Clinical Payer Policy Analyst
Guardant Health
Company Description
Guardant Health is a leading precision oncology company focused on guarding wellness and giving every person more time free from cancer. Founded in 2012, Guardant is transforming patient care and accelerating new cancer therapies by providing critical insights into what drives disease through its advanced blood and tissue tests, real-world data and AI analytics. Guardant tests help improve outcomes across all stages of care, including screening to find cancer early, monitoring for recurrence in early-stage cancer, and treatment selection for patients with advanced cancer. For more information, visit guardanthealth.com and follow the company on LinkedIn, X (Twitter) and Facebook.
Job Description
About the Role:
The Clinical Payer Policy Analyst plays a critical role in supporting our precision medicine offerings through policy development, payer engagement, and reimbursement strategy. You will analyze payer policies, interpret complex medical records, and collaborate with cross-functional teams to shape reimbursement pathways for next-generation sequencing (NGS) assays. Your insights will help refine appeals, address insurance denials, and influence payer policies to ensure patients have access to vital diagnostics.

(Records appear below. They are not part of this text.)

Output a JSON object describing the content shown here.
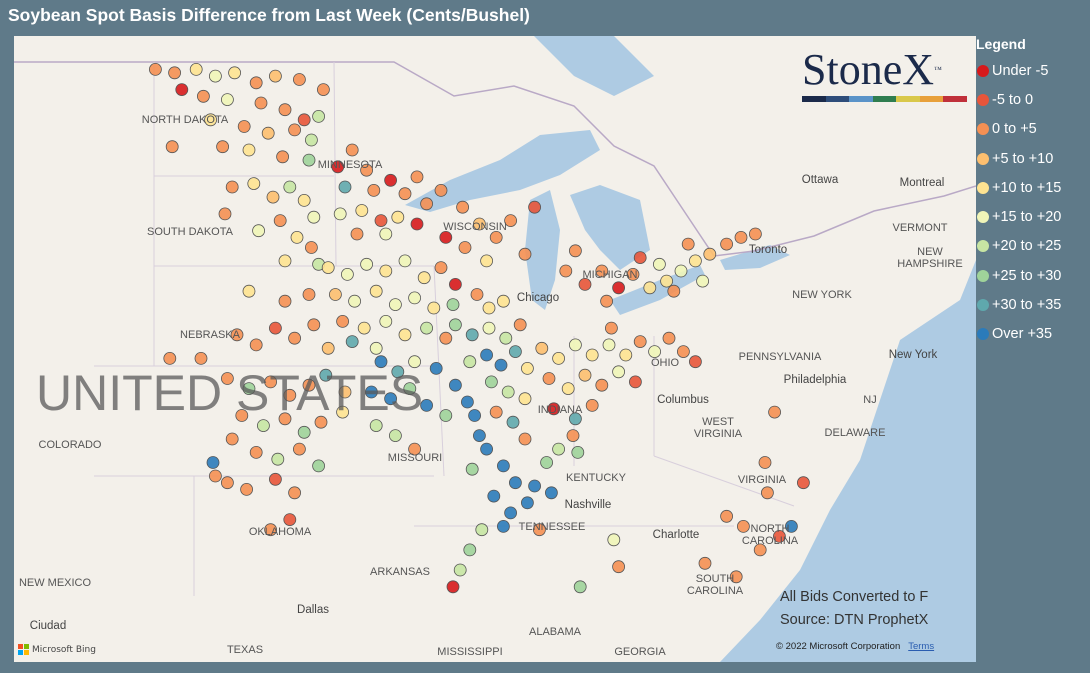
{
  "title": "Soybean Spot Basis Difference from Last Week (Cents/Bushel)",
  "legend": {
    "title": "Legend",
    "items": [
      {
        "label": "Under -5",
        "color": "#d7191c"
      },
      {
        "label": "-5 to 0",
        "color": "#e8553a"
      },
      {
        "label": "0 to +5",
        "color": "#f59053"
      },
      {
        "label": "+5 to +10",
        "color": "#fdbf6f"
      },
      {
        "label": "+10 to +15",
        "color": "#fee391"
      },
      {
        "label": "+15 to +20",
        "color": "#f0f5b8"
      },
      {
        "label": "+20 to +25",
        "color": "#c7e5a3"
      },
      {
        "label": "+25 to +30",
        "color": "#9fd39a"
      },
      {
        "label": "+30 to +35",
        "color": "#5fa8ad"
      },
      {
        "label": "Over +35",
        "color": "#2b7bba"
      }
    ]
  },
  "logo": {
    "text": "StoneX",
    "tm": "™",
    "bar_colors": [
      "#1b2a4a",
      "#2e4d7a",
      "#5a93c8",
      "#2f7d4f",
      "#d9c84a",
      "#e8a03a",
      "#c0303a"
    ]
  },
  "notes": {
    "line1": "All Bids Converted to F",
    "line2": "Source: DTN ProphetX"
  },
  "attribution": {
    "copyright": "© 2022 Microsoft Corporation",
    "terms": "Terms",
    "bing": "Microsoft Bing"
  },
  "map": {
    "country_label": "UNITED STATES",
    "labels": [
      "NORTH DAKOTA",
      "MINNESOTA",
      "SOUTH DAKOTA",
      "WISCONSIN",
      "MICHIGAN",
      "NEBRASKA",
      "COLORADO",
      "MISSOURI",
      "INDIANA",
      "OHIO",
      "PENNSYLVANIA",
      "WEST VIRGINIA",
      "VIRGINIA",
      "KENTUCKY",
      "TENNESSEE",
      "NORTH CAROLINA",
      "SOUTH CAROLINA",
      "OKLAHOMA",
      "ARKANSAS",
      "NEW MEXICO",
      "NEW YORK",
      "VERMONT",
      "NEW HAMPSHIRE",
      "NJ",
      "DELAWARE",
      "ALABAMA",
      "MISSISSIPPI",
      "GEORGIA",
      "TEXAS"
    ],
    "cities": [
      "Ottawa",
      "Montreal",
      "Toronto",
      "Chicago",
      "Columbus",
      "Philadelphia",
      "New York",
      "Nashville",
      "Charlotte",
      "Dallas",
      "Ciudad"
    ]
  },
  "chart_data": {
    "type": "scatter",
    "title": "Soybean Spot Basis Difference from Last Week (Cents/Bushel)",
    "encoding": "points are [longitude, latitude, legend bin index]",
    "points": [
      [
        -103.4,
        48.9,
        2
      ],
      [
        -102.6,
        48.8,
        2
      ],
      [
        -101.7,
        48.9,
        4
      ],
      [
        -100.9,
        48.7,
        5
      ],
      [
        -100.1,
        48.8,
        4
      ],
      [
        -99.2,
        48.5,
        2
      ],
      [
        -98.4,
        48.7,
        3
      ],
      [
        -97.4,
        48.6,
        2
      ],
      [
        -102.3,
        48.3,
        0
      ],
      [
        -101.4,
        48.1,
        2
      ],
      [
        -100.4,
        48.0,
        5
      ],
      [
        -99.0,
        47.9,
        2
      ],
      [
        -98.0,
        47.7,
        2
      ],
      [
        -97.2,
        47.4,
        1
      ],
      [
        -101.1,
        47.4,
        4
      ],
      [
        -99.7,
        47.2,
        2
      ],
      [
        -98.7,
        47.0,
        3
      ],
      [
        -97.6,
        47.1,
        2
      ],
      [
        -96.9,
        46.8,
        6
      ],
      [
        -98.1,
        46.3,
        2
      ],
      [
        -99.5,
        46.5,
        4
      ],
      [
        -100.6,
        46.6,
        2
      ],
      [
        -102.7,
        46.6,
        2
      ],
      [
        -97.0,
        46.2,
        7
      ],
      [
        -96.6,
        47.5,
        6
      ],
      [
        -96.4,
        48.3,
        2
      ],
      [
        -95.8,
        46.0,
        0
      ],
      [
        -95.2,
        46.5,
        2
      ],
      [
        -94.6,
        45.9,
        2
      ],
      [
        -95.5,
        45.4,
        8
      ],
      [
        -94.3,
        45.3,
        2
      ],
      [
        -93.6,
        45.6,
        0
      ],
      [
        -93.0,
        45.2,
        2
      ],
      [
        -92.5,
        45.7,
        2
      ],
      [
        -100.2,
        45.4,
        2
      ],
      [
        -99.3,
        45.5,
        4
      ],
      [
        -98.5,
        45.1,
        3
      ],
      [
        -97.8,
        45.4,
        6
      ],
      [
        -97.2,
        45.0,
        4
      ],
      [
        -96.8,
        44.5,
        5
      ],
      [
        -98.2,
        44.4,
        2
      ],
      [
        -99.1,
        44.1,
        5
      ],
      [
        -97.5,
        43.9,
        4
      ],
      [
        -96.9,
        43.6,
        2
      ],
      [
        -100.5,
        44.6,
        2
      ],
      [
        -96.6,
        43.1,
        6
      ],
      [
        -98.0,
        43.2,
        4
      ],
      [
        -95.7,
        44.6,
        5
      ],
      [
        -94.8,
        44.7,
        4
      ],
      [
        -94.0,
        44.4,
        1
      ],
      [
        -93.3,
        44.5,
        4
      ],
      [
        -92.5,
        44.3,
        0
      ],
      [
        -93.8,
        44.0,
        5
      ],
      [
        -95.0,
        44.0,
        2
      ],
      [
        -92.1,
        44.9,
        2
      ],
      [
        -91.5,
        45.3,
        2
      ],
      [
        -90.6,
        44.8,
        2
      ],
      [
        -89.9,
        44.3,
        3
      ],
      [
        -89.2,
        43.9,
        2
      ],
      [
        -88.6,
        44.4,
        2
      ],
      [
        -88.0,
        43.4,
        2
      ],
      [
        -89.6,
        43.2,
        4
      ],
      [
        -90.5,
        43.6,
        2
      ],
      [
        -91.3,
        43.9,
        0
      ],
      [
        -87.6,
        44.8,
        1
      ],
      [
        -96.2,
        43.0,
        4
      ],
      [
        -95.4,
        42.8,
        5
      ],
      [
        -94.6,
        43.1,
        5
      ],
      [
        -93.8,
        42.9,
        4
      ],
      [
        -93.0,
        43.2,
        5
      ],
      [
        -92.2,
        42.7,
        4
      ],
      [
        -91.5,
        43.0,
        2
      ],
      [
        -90.9,
        42.5,
        0
      ],
      [
        -95.9,
        42.2,
        3
      ],
      [
        -95.1,
        42.0,
        5
      ],
      [
        -94.2,
        42.3,
        4
      ],
      [
        -93.4,
        41.9,
        5
      ],
      [
        -92.6,
        42.1,
        5
      ],
      [
        -91.8,
        41.8,
        4
      ],
      [
        -91.0,
        41.9,
        7
      ],
      [
        -95.6,
        41.4,
        2
      ],
      [
        -94.7,
        41.2,
        4
      ],
      [
        -93.8,
        41.4,
        5
      ],
      [
        -93.0,
        41.0,
        4
      ],
      [
        -92.1,
        41.2,
        6
      ],
      [
        -91.3,
        40.9,
        2
      ],
      [
        -95.2,
        40.8,
        8
      ],
      [
        -94.2,
        40.6,
        5
      ],
      [
        -100.0,
        41.0,
        2
      ],
      [
        -99.2,
        40.7,
        2
      ],
      [
        -98.4,
        41.2,
        1
      ],
      [
        -97.6,
        40.9,
        2
      ],
      [
        -96.8,
        41.3,
        2
      ],
      [
        -96.2,
        40.6,
        3
      ],
      [
        -98.0,
        42.0,
        2
      ],
      [
        -97.0,
        42.2,
        2
      ],
      [
        -99.5,
        42.3,
        4
      ],
      [
        -101.5,
        40.3,
        2
      ],
      [
        -102.8,
        40.3,
        2
      ],
      [
        -100.4,
        39.7,
        2
      ],
      [
        -99.5,
        39.4,
        7
      ],
      [
        -98.6,
        39.6,
        2
      ],
      [
        -97.8,
        39.2,
        2
      ],
      [
        -97.0,
        39.5,
        2
      ],
      [
        -96.3,
        39.8,
        8
      ],
      [
        -95.5,
        39.3,
        3
      ],
      [
        -99.8,
        38.6,
        2
      ],
      [
        -98.9,
        38.3,
        6
      ],
      [
        -98.0,
        38.5,
        2
      ],
      [
        -97.2,
        38.1,
        7
      ],
      [
        -96.5,
        38.4,
        2
      ],
      [
        -95.6,
        38.7,
        4
      ],
      [
        -100.2,
        37.9,
        2
      ],
      [
        -99.2,
        37.5,
        2
      ],
      [
        -98.3,
        37.3,
        6
      ],
      [
        -97.4,
        37.6,
        2
      ],
      [
        -96.6,
        37.1,
        7
      ],
      [
        -101.0,
        37.2,
        9
      ],
      [
        -100.4,
        36.6,
        2
      ],
      [
        -99.6,
        36.4,
        2
      ],
      [
        -98.4,
        36.7,
        1
      ],
      [
        -97.6,
        36.3,
        2
      ],
      [
        -97.8,
        35.5,
        1
      ],
      [
        -98.6,
        35.2,
        2
      ],
      [
        -100.9,
        36.8,
        2
      ],
      [
        -94.0,
        40.2,
        9
      ],
      [
        -93.3,
        39.9,
        8
      ],
      [
        -92.6,
        40.2,
        5
      ],
      [
        -91.7,
        40.0,
        9
      ],
      [
        -94.4,
        39.3,
        9
      ],
      [
        -93.6,
        39.1,
        9
      ],
      [
        -92.8,
        39.4,
        7
      ],
      [
        -92.1,
        38.9,
        9
      ],
      [
        -91.3,
        38.6,
        7
      ],
      [
        -94.2,
        38.3,
        6
      ],
      [
        -93.4,
        38.0,
        6
      ],
      [
        -92.6,
        37.6,
        2
      ],
      [
        -90.9,
        39.5,
        9
      ],
      [
        -90.4,
        39.0,
        9
      ],
      [
        -90.1,
        38.6,
        9
      ],
      [
        -89.9,
        38.0,
        9
      ],
      [
        -89.6,
        37.6,
        9
      ],
      [
        -90.2,
        37.0,
        7
      ],
      [
        -90.9,
        41.3,
        7
      ],
      [
        -90.2,
        41.0,
        8
      ],
      [
        -89.5,
        41.2,
        5
      ],
      [
        -88.8,
        40.9,
        6
      ],
      [
        -88.2,
        41.3,
        2
      ],
      [
        -89.6,
        40.4,
        9
      ],
      [
        -89.0,
        40.1,
        9
      ],
      [
        -88.4,
        40.5,
        8
      ],
      [
        -87.9,
        40.0,
        4
      ],
      [
        -90.3,
        40.2,
        6
      ],
      [
        -89.4,
        39.6,
        7
      ],
      [
        -88.7,
        39.3,
        6
      ],
      [
        -88.0,
        39.1,
        4
      ],
      [
        -89.2,
        38.7,
        2
      ],
      [
        -88.5,
        38.4,
        8
      ],
      [
        -88.0,
        37.9,
        2
      ],
      [
        -89.5,
        41.8,
        4
      ],
      [
        -90.0,
        42.2,
        2
      ],
      [
        -88.9,
        42.0,
        4
      ],
      [
        -87.3,
        40.6,
        3
      ],
      [
        -86.6,
        40.3,
        4
      ],
      [
        -85.9,
        40.7,
        5
      ],
      [
        -85.2,
        40.4,
        4
      ],
      [
        -84.5,
        40.7,
        5
      ],
      [
        -83.8,
        40.4,
        4
      ],
      [
        -83.2,
        40.8,
        2
      ],
      [
        -82.6,
        40.5,
        5
      ],
      [
        -87.0,
        39.7,
        2
      ],
      [
        -86.2,
        39.4,
        4
      ],
      [
        -85.5,
        39.8,
        3
      ],
      [
        -84.8,
        39.5,
        2
      ],
      [
        -84.1,
        39.9,
        5
      ],
      [
        -83.4,
        39.6,
        1
      ],
      [
        -86.8,
        38.8,
        0
      ],
      [
        -85.9,
        38.5,
        8
      ],
      [
        -85.2,
        38.9,
        2
      ],
      [
        -84.4,
        41.2,
        2
      ],
      [
        -82.0,
        40.9,
        2
      ],
      [
        -81.4,
        40.5,
        2
      ],
      [
        -80.9,
        40.2,
        1
      ],
      [
        -86.3,
        42.9,
        2
      ],
      [
        -85.5,
        42.5,
        1
      ],
      [
        -84.8,
        42.9,
        2
      ],
      [
        -84.1,
        42.4,
        0
      ],
      [
        -83.5,
        42.8,
        2
      ],
      [
        -85.9,
        43.5,
        2
      ],
      [
        -83.2,
        43.3,
        1
      ],
      [
        -84.6,
        42.0,
        2
      ],
      [
        -82.8,
        42.4,
        4
      ],
      [
        -82.1,
        42.6,
        4
      ],
      [
        -81.5,
        42.9,
        5
      ],
      [
        -80.9,
        43.2,
        4
      ],
      [
        -80.3,
        43.4,
        3
      ],
      [
        -81.2,
        43.7,
        2
      ],
      [
        -82.4,
        43.1,
        5
      ],
      [
        -79.6,
        43.7,
        2
      ],
      [
        -79.0,
        43.9,
        2
      ],
      [
        -78.4,
        44.0,
        2
      ],
      [
        -80.6,
        42.6,
        5
      ],
      [
        -81.8,
        42.3,
        2
      ],
      [
        -88.9,
        37.1,
        9
      ],
      [
        -88.4,
        36.6,
        9
      ],
      [
        -87.9,
        36.0,
        9
      ],
      [
        -88.6,
        35.7,
        9
      ],
      [
        -87.6,
        36.5,
        9
      ],
      [
        -86.9,
        36.3,
        9
      ],
      [
        -89.3,
        36.2,
        9
      ],
      [
        -88.9,
        35.3,
        9
      ],
      [
        -87.1,
        37.2,
        7
      ],
      [
        -86.6,
        37.6,
        6
      ],
      [
        -89.8,
        35.2,
        6
      ],
      [
        -90.3,
        34.6,
        7
      ],
      [
        -90.7,
        34.0,
        6
      ],
      [
        -91.0,
        33.5,
        0
      ],
      [
        -87.4,
        35.2,
        2
      ],
      [
        -85.8,
        37.5,
        7
      ],
      [
        -86.0,
        38.0,
        2
      ],
      [
        -84.3,
        34.9,
        5
      ],
      [
        -84.1,
        34.1,
        2
      ],
      [
        -85.7,
        33.5,
        7
      ],
      [
        -79.6,
        35.6,
        2
      ],
      [
        -78.9,
        35.3,
        2
      ],
      [
        -77.9,
        36.3,
        2
      ],
      [
        -76.9,
        35.3,
        9
      ],
      [
        -77.4,
        35.0,
        1
      ],
      [
        -78.2,
        34.6,
        2
      ],
      [
        -80.5,
        34.2,
        2
      ],
      [
        -79.2,
        33.8,
        2
      ],
      [
        -77.6,
        38.7,
        2
      ],
      [
        -78.0,
        37.2,
        2
      ],
      [
        -76.4,
        36.6,
        1
      ]
    ]
  }
}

Essential Duties and Responsibilities:
- Review and interpret complex clinical records related to payer policies, including Medicare and Medicaid
- Analyze coverage data to inform strategic objectives and support payer negotiations
- Collaborate with appeals teams to evaluate outcomes, craft compelling rebuttals, and update appeal documentation as needed
- Work cross-functionally with teams outside reimbursement, including clinical, regulatory, and client services, to ensure alignment
- Provide training and ongoing support to appeals teams on clinical and policy matters
- Assist the Senior Manager with external appeals, liaising with IROs and regulatory agencies
- Review denial letters, document rationale, and gather relevant literature for addressing deficiencies in reviews
- Support clinical teams in prior authorization, patient access, and client services by providing medical expertise
- Conduct evidence searches, leveraging internal resources and external experts to support coverage decisions
- Stay informed on regulatory developments and policy changes impacting specialty testing and NGS reimbursement
- Perform additional duties to support team goals and company initiatives
Qualifications
- 2+ years of experience in healthcare reimbursement, clinical review, or claims management
- Experience working with a variety of payers, including appeals to state agencies and external review organizations
- Strong understanding of billing, reimbursement, and regulatory processes
- Proficiency with clinical documentation, appeal writing, and denials management
- Educational background: MS, CGC, MSN, RN license, or relevant degrees preferred
- Familiarity with laboratory billing systems, payer portals, and regional/national payers a plus
- Strong analytical, problem-solving, and communication skills
- Tech-savvy with Excel and data analysis tools
- Organized, proactive, and able to manage multiple priorities
Additional Information
Hybrid Work Model: At Guardant Health, we have defined days for in-person/onsite collaboration and work-from-home days for individual-focused time. All U.S. employees who live within 50 miles of a Guardant facility will be required to be onsite on Mondays, Tuesdays, and Thursdays. We have found aligning our scheduled in-office days allows our teams to do the best work and creates the focused thinking time our innovative work requires. At Guardant, our work model has created flexibility for better work-life balance while keeping teams connected to advance our science for our patients.
The US base salary range for this full-time position is $65,030 to $89,420. The range does not include benefits, and if applicable, bonus, commission, or equity. The range displayed reflects the minimum and maximum target for new hire salaries across all US locations for the posted role with the exception of any locations specifically referenced below (if any).
For positions based in Palo Alto, CA or Redwood City, CA, the base salary range for this full-time position is $76,500 to $105,200. The range does not include benefits, and if applicable, bonus, commission, or equity.
Within the range, individual pay is determined by work location and additional factors, including, but not limited to, job-related skills, experience, and relevant education or training. If you are selected to move forward, the recruiting team will provide details specific to the factors above.
Employee may be required to lift routine office supplies and use office equipment. Majority of the work is performed in a desk/office environment; however, there may be exposure to high noise levels, fumes, and biohazard material in the laboratory environment. Ability to sit for extended periods of time.
Guardant Health is committed to providing reasonable accommodations in our hiring processes for candidates with disabilities, long-term conditions, mental health conditions, or sincerely held religious beliefs. If you need support, please reach out to [email protected]
Guardant Health is an Equal Opportunity Employer. All qualified applicants will receive consideration for employment without regard to race, color, religion, sex, sexual orientation, gender identity, national origin, or protected veteran status and will not be discriminated against on the basis of disability.
All your information will be kept confidential according to EEO guidelines.